Habrás oído, sin duda, las más terribles historias acerca de mi crueldad en estos últimos años. No las niego, incluso a ti. Son ciertas. Estoy lleno de odio y mi odio aumenta con el tiempo. Me vengo sobre aquéllos que han corrompido el pueblo de Roma y a sus criaturas, los senadores y los tribunos, los políticos y todos los avarientos e inconscientes rapaces que me rodean. En cierta ocasión tuve el sueño de hacer que Roma fuese otra vez Roma, llena de virtud, paz, justicia y honor, como tu padre lo soñó. Pero ¿puede el César prevalecer sobre su pueblo? Le conducen. Cierran su púrpura hasta las cloacas. Ensordecen sus oídos con sus hambrientas demandas. Deshonrar su honor con sus apetitos. Mellan sus espadas con sus lenguas esclavizadoras. Estoy perdido. Piensa en mí con amabilidad, si quieres, porque te amo como un padre.
Lucano no pudo evitar el echarse a llorar después de haber leído aquella carta y se la dio a Hilel para que la leyese. Hilel empezó a leerla fríamente y terminó muy emocionado.
—Pobre hombre —murmuró por fin—. Qué amargado y turbado debe estar para confiarse así a ti. —Luego añadió—: A pesar del consejo de Pilatos a Herodes Antipas, éste ha apelado a su cuñado Agripa en Roma. Agripa tiene mucha influencia, por lo tanto se retrasará la partida de Antipas de Jerusalén, hasta que se decida el poder que tiene Agripa con César. Los retrasos son las armas formidables de los príncipes. No habrá una inmediata persecución de los cristianos aquí…, pero no se puede hablar del futuro. Depende de su propia discreción. El sumo sacerdote está enfurecido y envía constantes mensajes a Agripa. ¿Quién sabe lo que el futuro traerá? Podemos estar tan sólo seguros de una cosa. Se producirá un cambio, bueno o malo. —Hilel continuó diciendo—: Tengo amigos en muchos lugares del mundo. Los cristianos judíos están intentando hacer prosélitos en Damasco y allí hay mucha ira contra ellos también.

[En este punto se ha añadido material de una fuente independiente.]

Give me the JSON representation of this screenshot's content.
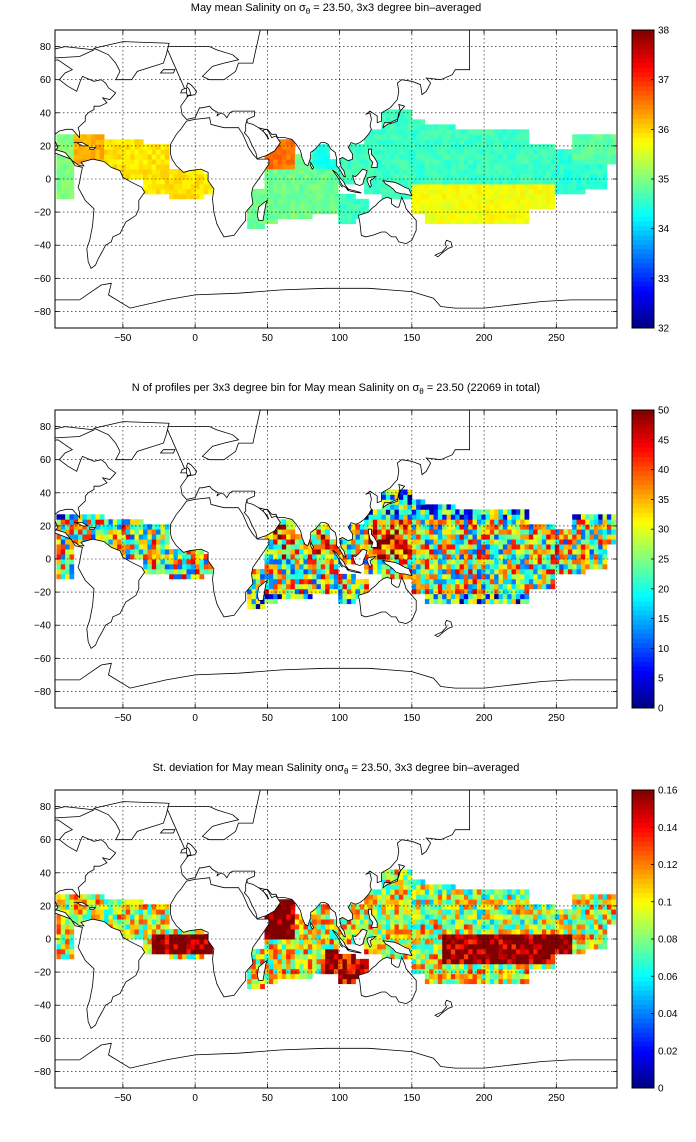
{
  "chart_data": [
    {
      "type": "heatmap",
      "title": {
        "prefix": "May mean Salinity on ",
        "symbol": "σ",
        "sub": "θ",
        "suffix": " = 23.50, 3x3 degree bin–averaged"
      },
      "x_ticks": [
        -50,
        0,
        50,
        100,
        150,
        200,
        250
      ],
      "y_ticks": [
        -80,
        -60,
        -40,
        -20,
        0,
        20,
        40,
        60,
        80
      ],
      "xlim": [
        -97,
        292
      ],
      "ylim": [
        -90,
        90
      ],
      "grid": true,
      "colormap": "jet",
      "colorbar": {
        "ticks": [
          32,
          33,
          34,
          35,
          36,
          37,
          38
        ],
        "clim": [
          32,
          38
        ]
      },
      "approx_values": {
        "tropical_atlantic": 35.9,
        "caribbean": 36.2,
        "arabian_sea": 36.6,
        "bay_of_bengal": 34.4,
        "indian_ocean": 34.9,
        "north_pacific": 34.6,
        "south_pacific": 35.7,
        "eastern_pacific": 34.5
      }
    },
    {
      "type": "heatmap",
      "title": {
        "prefix": "N of profiles per 3x3 degree bin for May mean Salinity on ",
        "symbol": "σ",
        "sub": "θ",
        "suffix": " = 23.50 (22069 in total)"
      },
      "x_ticks": [
        -50,
        0,
        50,
        100,
        150,
        200,
        250
      ],
      "y_ticks": [
        -80,
        -60,
        -40,
        -20,
        0,
        20,
        40,
        60,
        80
      ],
      "xlim": [
        -97,
        292
      ],
      "ylim": [
        -90,
        90
      ],
      "grid": true,
      "colormap": "jet",
      "colorbar": {
        "ticks": [
          0,
          5,
          10,
          15,
          20,
          25,
          30,
          35,
          40,
          45,
          50
        ],
        "clim": [
          0,
          50
        ]
      },
      "total_profiles": 22069
    },
    {
      "type": "heatmap",
      "title": {
        "prefix": "St. deviation for May mean Salinity on",
        "symbol": "σ",
        "sub": "θ",
        "suffix": " = 23.50, 3x3 degree bin–averaged"
      },
      "x_ticks": [
        -50,
        0,
        50,
        100,
        150,
        200,
        250
      ],
      "y_ticks": [
        -80,
        -60,
        -40,
        -20,
        0,
        20,
        40,
        60,
        80
      ],
      "xlim": [
        -97,
        292
      ],
      "ylim": [
        -90,
        90
      ],
      "grid": true,
      "colormap": "jet",
      "colorbar": {
        "ticks": [
          0,
          0.02,
          0.04,
          0.06,
          0.08,
          0.1,
          0.12,
          0.14,
          0.16
        ],
        "clim": [
          0,
          0.16
        ]
      }
    }
  ]
}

Así lo he oído hoy. Parece que algunos de los más jóvenes creyentes de Cristo han vuelto de nuevo a la ciudad y predican y exhortan constantemente llevando sus nuevas a los muy piadosos judíos que allí residen. He recibido esta mañana una carta de mi buen amigo, Saulo de Tarso, un ciudadano romano, miembro de una casa judía de gran importancia, y además oficial romano. Va a Damasco a terminar con la insurrección y los desórdenes de la ciudad; toma sus deberes romanos muy seriamente. Había intentado visitarme aquí, pero un asunto de última hora en el tribunal de justicia, impidió que lo hiciese. Saulo es un hombre de no pequeño poder y es muy rígido. Siento temor por los cristianos de Damasco.

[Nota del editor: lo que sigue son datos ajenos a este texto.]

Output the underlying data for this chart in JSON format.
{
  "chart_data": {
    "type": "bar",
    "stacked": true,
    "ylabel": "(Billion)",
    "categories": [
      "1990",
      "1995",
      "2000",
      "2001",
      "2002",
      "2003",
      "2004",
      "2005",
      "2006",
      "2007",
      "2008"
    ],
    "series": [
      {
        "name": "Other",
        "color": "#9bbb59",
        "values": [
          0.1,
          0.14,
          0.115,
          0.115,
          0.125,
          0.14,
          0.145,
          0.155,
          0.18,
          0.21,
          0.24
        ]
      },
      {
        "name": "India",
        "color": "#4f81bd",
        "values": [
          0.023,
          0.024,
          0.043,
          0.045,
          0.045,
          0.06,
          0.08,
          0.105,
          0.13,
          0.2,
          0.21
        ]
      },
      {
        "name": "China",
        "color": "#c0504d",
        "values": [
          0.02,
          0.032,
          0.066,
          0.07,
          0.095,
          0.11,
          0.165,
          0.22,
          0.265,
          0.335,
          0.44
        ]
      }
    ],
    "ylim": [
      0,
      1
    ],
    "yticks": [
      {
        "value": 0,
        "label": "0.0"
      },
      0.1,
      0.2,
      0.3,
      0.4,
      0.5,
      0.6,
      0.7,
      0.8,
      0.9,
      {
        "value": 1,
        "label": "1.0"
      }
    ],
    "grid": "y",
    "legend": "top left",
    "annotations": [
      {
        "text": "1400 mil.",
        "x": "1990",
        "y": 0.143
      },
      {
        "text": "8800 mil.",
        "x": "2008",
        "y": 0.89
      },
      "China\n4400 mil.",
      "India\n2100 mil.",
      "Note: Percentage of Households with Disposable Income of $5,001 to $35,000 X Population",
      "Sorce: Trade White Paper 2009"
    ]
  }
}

Lucano consideró esto con ansiedad. Luego, mientras reflexionaba, se sintió repentinamente exaltado y misteriosamente consolado.
—No te preocupes —dijo maravillándose ante sus propias palabras—. Todo irá bien.
—No me gustan los consuelos engañosos —dijo Hilel—, porque soy un hombre de bastante rigor lógico y no muy optimista. Pero cuando dices «todo irá bien», entonces siento que hablas con el lenguaje de los ángeles y no con el de los hombres.